I take my role as a therapist, and the role of Emotional Support Animals in our society, very seriously. I respect the benefits that an Emotional Support Animal can provide an individual, and want to encourage a variety of holistic treatmentIs for the mental health and neurodiverse communities. However, I have also witnessed the effects of people taking advantage of ESA policies; this makes it harder for people with mental health and disability challenges to be taken seriously.
I ask clients, and the animal in question, to attend a minimum of three sessions with me. I ask that Emotional Support Animals demonstrate basic social training.
ESA-qualification sessions do not qualify for sliding-scale fees; my full fee is $150 per session.
The dawn of social media has complicated the dynamic between clients and therapists! Many therapists prefer to stay a mystery. Some clients, however, like to see that their therapist is a “real person.” Some therapists use social media as a marketing tool, limiting content to wellness-related issues only. If a therapist has their social media settings set to “private,” it’s likely that they’d rather keep a firm boundary between who they are as a therapist and who they are in their private life. Eve Sturges currently has her instagram settings open to the public, though she reserves the right to change this at any time.
It can be confusing to navigate all the different titles on websites like Psychology Today when you just want to find a therapist. The Board of Behavioral sciences recently made some changes, which makes it more confusing; hopefully I can help clear these terms up. The different terms come down to small differences between training and experience.
A Licensed Marriage and Family Therapist has completed their master’s degree, 3000 hours of work as a therapist under supervision, and passed an extensive exam.
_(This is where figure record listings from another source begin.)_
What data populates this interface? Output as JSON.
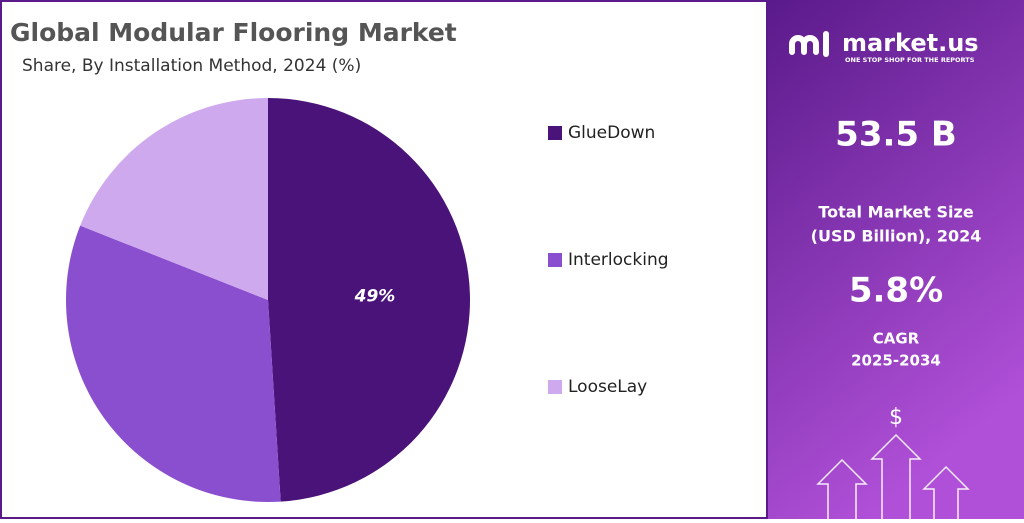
{
  "chart_data": {
    "type": "pie",
    "title": "Global Modular Flooring Market",
    "subtitle": "Share, By Installation Method, 2024 (%)",
    "categories": [
      "GlueDown",
      "Interlocking",
      "LooseLay"
    ],
    "values": [
      49,
      32,
      19
    ],
    "value_labels": [
      "49%",
      null,
      null
    ],
    "colors": [
      "#4a1379",
      "#8a4fcf",
      "#cfa9ee"
    ]
  },
  "sidebar": {
    "brand": "market.us",
    "tagline": "ONE STOP SHOP FOR THE REPORTS",
    "market_size": "53.5 B",
    "market_size_label": [
      "Total Market Size",
      "(USD Billion), 2024"
    ],
    "cagr": "5.8%",
    "cagr_label": [
      "CAGR",
      "2025-2034"
    ],
    "icon_symbol": "$"
  }
}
To maintain licensure, a LMFT must submit a certain number of Continuing Education Units each year. (note: 3000 hours is the requirement in the state of California; this requirement varies from state to state.)
An Associate Clinical Counselor has completed their master’s degree and is still completing their 3000 supervised hours before they can take the licensing exam. They must be supervised by a Licensed therapist. Before 2019, the title for this position was Internship. A supervisor is present as a support system for the Associate, but does not watch their therapy sessions with clients or otherwise become involved unless there is a therapeutic emergency.